The second pattern we observed was that teams with entrepreneurs who varied in what they were passionate about (e.g., Jackie loved to tinker with product improvements, while John was excited to interact with our customers) had worse long-term performance and raised less capital after the five-year period.
Why might these differences in passion hurt a venture? Let’s dig into a few (anonymized) examples from our data.
To understand the first pattern, let’s take the case of the Jumbool team, where founding members Emma and Sarah are very passionate about their venture, Bastian is moderately passionate, and Pieter is not passionate about it at all. In this particular case, the two most passionate team members started to work and strategize their priorities without including the rest of the team, and short-term performance dropped immediately. The passionate team members, Emma and Sarah, started avoiding working and communicating with Bastian and Pieter. This lead to less teamwork and lower group cooperativeness, which decreased team performance.
In contrast, look at the Catch20 team, consisting of four entrepreneurs who were equally passionate. They reported fewer negative emotions to us in their surveys, and they worked more quickly and with more focus than the Jumbool team. Because teammates were equally passionate, they engaged in participative decision-making instead of the autocratic decision-making processes that characterized the Jumbool team.
Now let’s look at the second pattern we observed: Teams with entrepreneurs who varied in what they were passionate about had worse long-term performance and raised less capital after the five-year period. Yollie was a company that failed because it had three founders that were all extremely passionate for the three different roles. Whereas Jan focused on the technology and felt like a true inventor, Rob was very passionate for founding and Rita was very passionate for developing. When it came time to making hard decisions, the three-headed structure really didn’t work. The many different passions led the team to pursue different goals, lose focus, and fail to reach consensus. It didn’t work as a divide-and-conquer strategy, because they didn’t come back together around a shared goal. The Yollie team performed worse and worse and eventually had to close their business.

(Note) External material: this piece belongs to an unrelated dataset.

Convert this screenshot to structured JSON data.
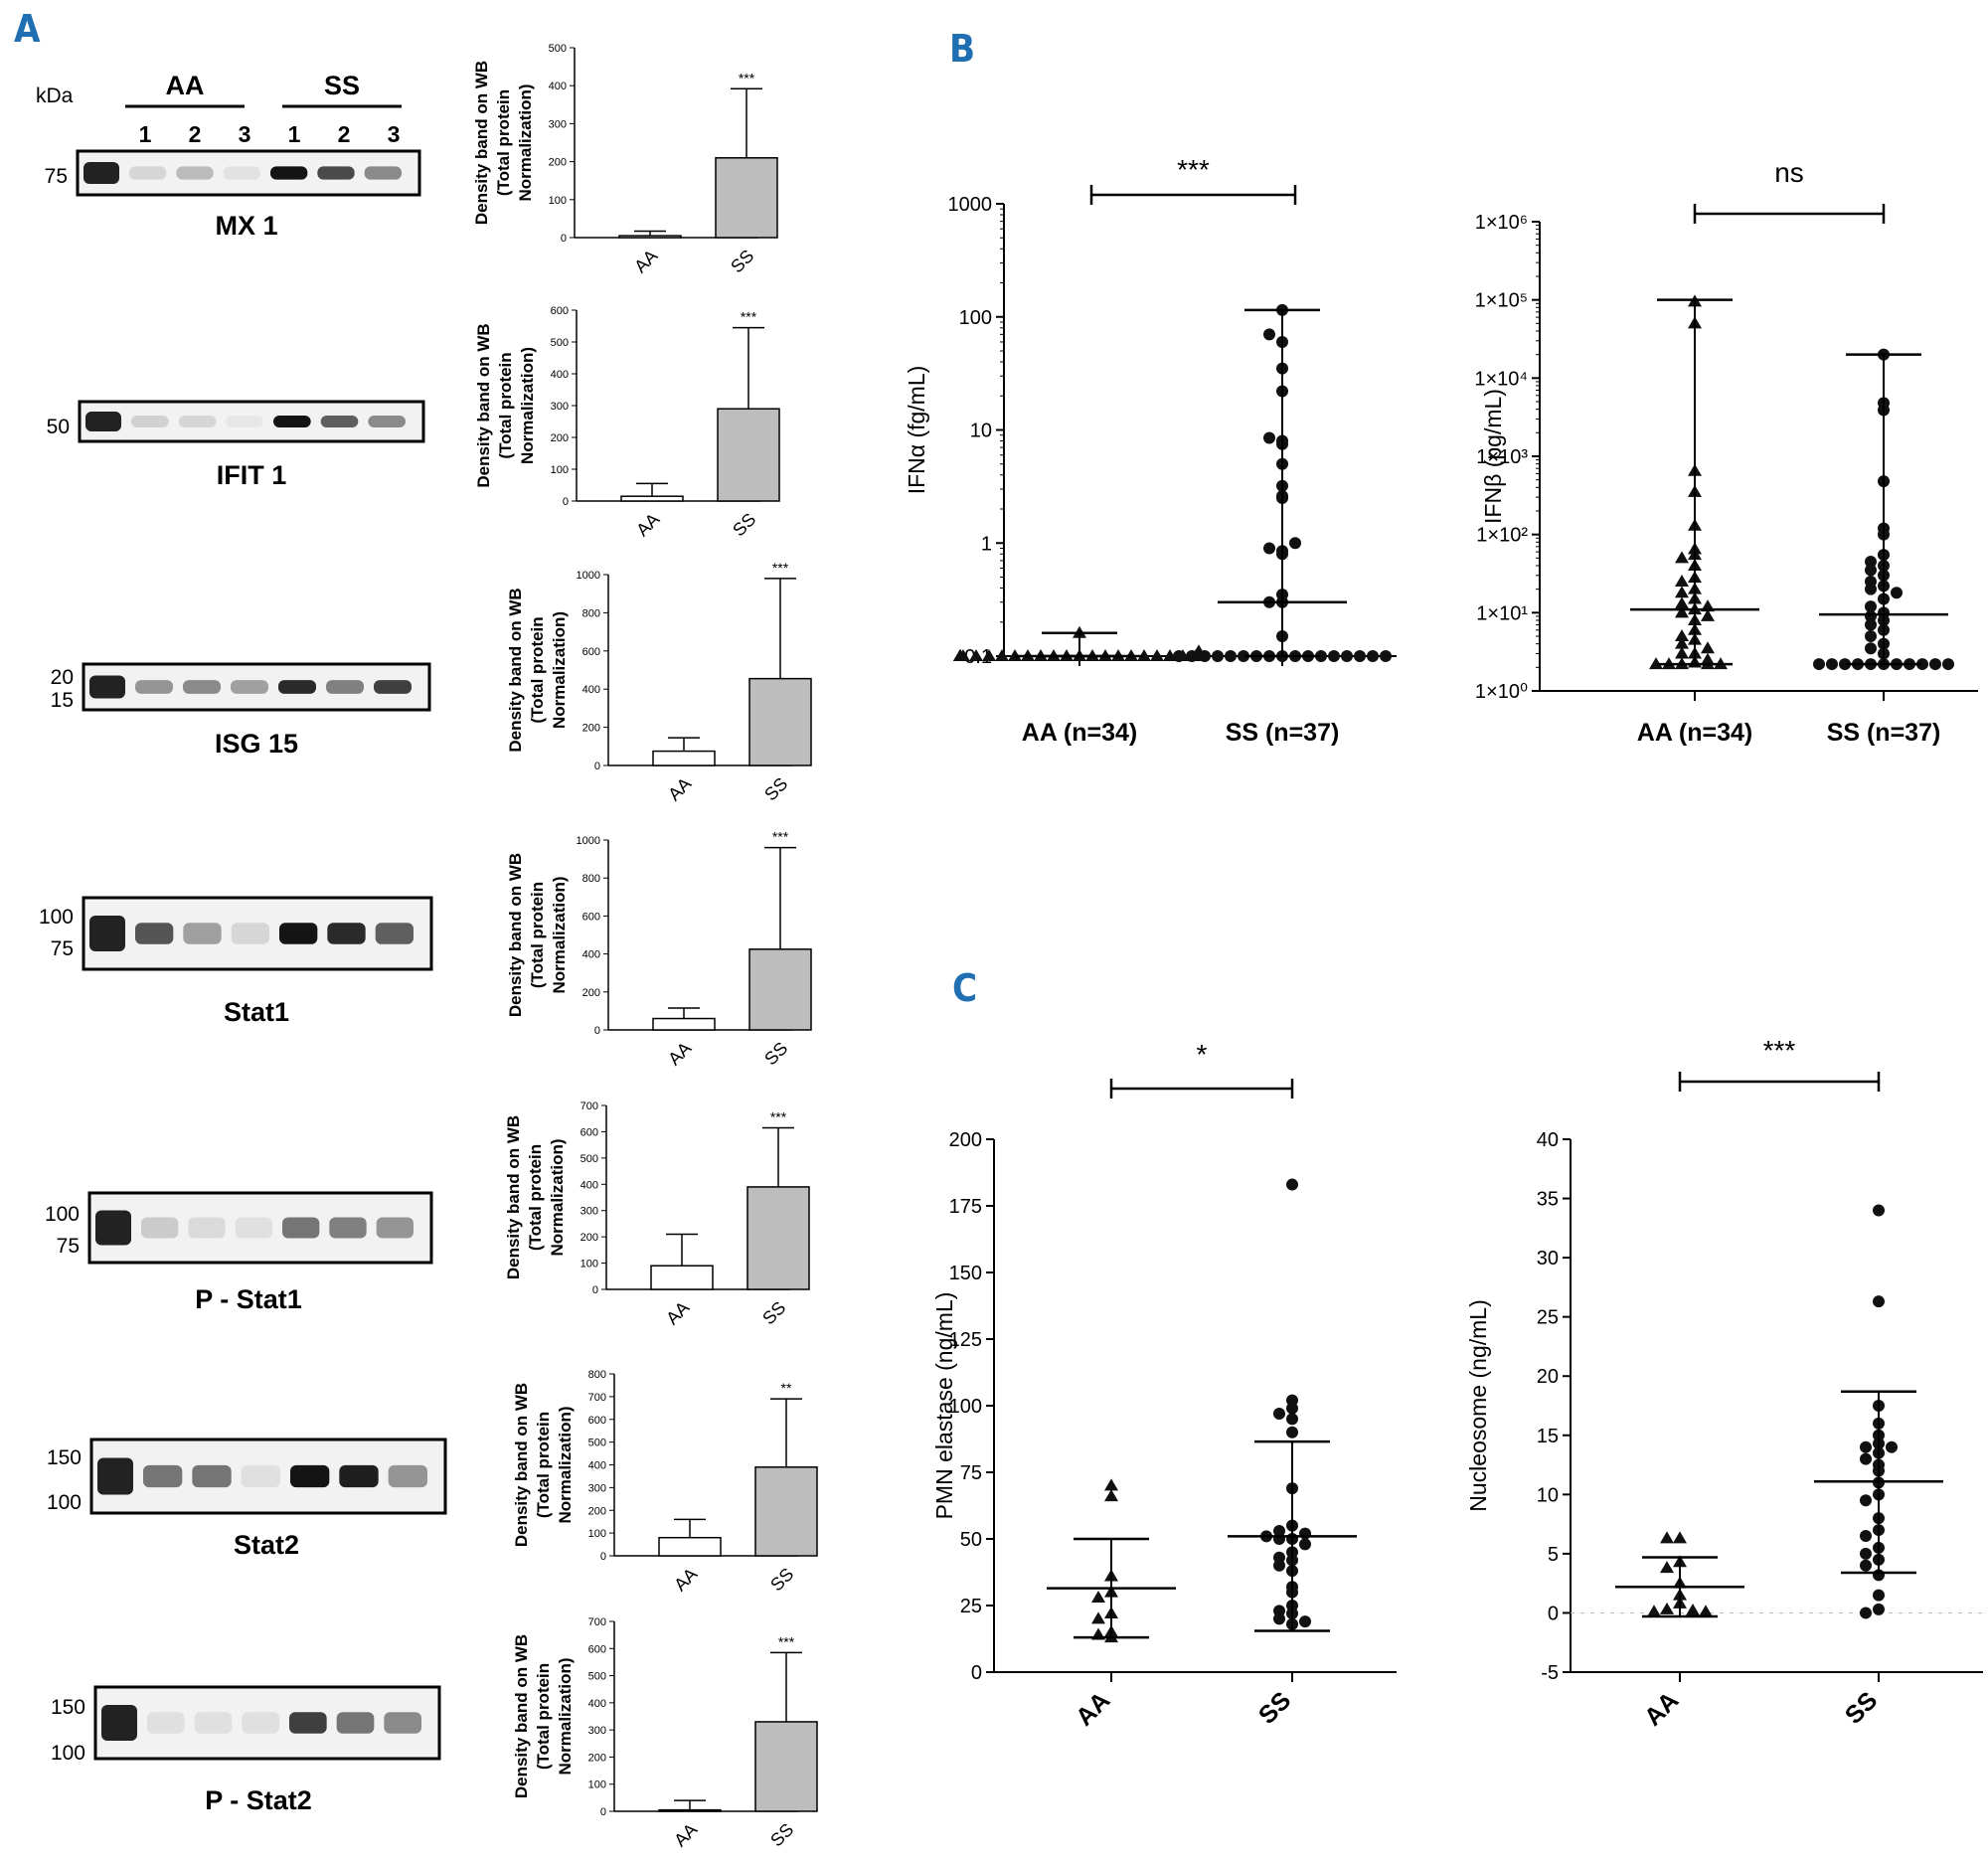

Takeaways for Entrepreneurial Teams and Investors
While passion is generally positioned as a positive for entrepreneurship, our work suggests entrepreneurs should consider the negative outcomes that passion can have among teams. In particular, founders should consider passion diversity when thinking about bringing new members on board.

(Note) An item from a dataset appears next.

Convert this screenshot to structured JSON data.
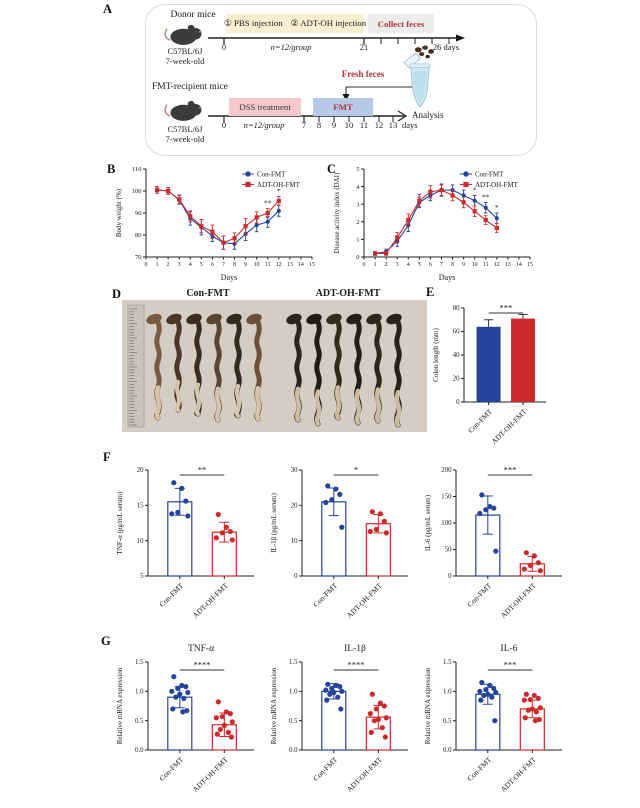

Even if high diversity in passion is not harmful during the early stages of a venture, it can present a greater challenge during the later stages of venture development. In the early days, team members are often focused on the short-term goals, such as finding a first customer or getting brand exposure. Individual differences are often less exposed. But over time, the lack of a consistent identity becomes more and more problematic as more impactful decisions are made, and team members invest more time in the venture.
Our study also has implications for the incubator and investor community. During the investment process, investors tend to merely interview entrepreneurs about the financial metrics that they are forecasting. Our study shows that including few questions about passion in their interview techniques can provides insightful knowledge on the survival of the company over the long run.
More specifically, accelerator programs and start-up boot camps could design courses and personal growth sessions around the topic of team composition, with an emphasis on passion diversity in teams. Especially for young startups that enter these programs, insights and dedicated sessions about the impact of various passions and ambitions within the team would add value. Oftentimes these teams are not yet “complete,” and careful assessment of team passion could potentially improve the success rates of future hires and the team as a whole.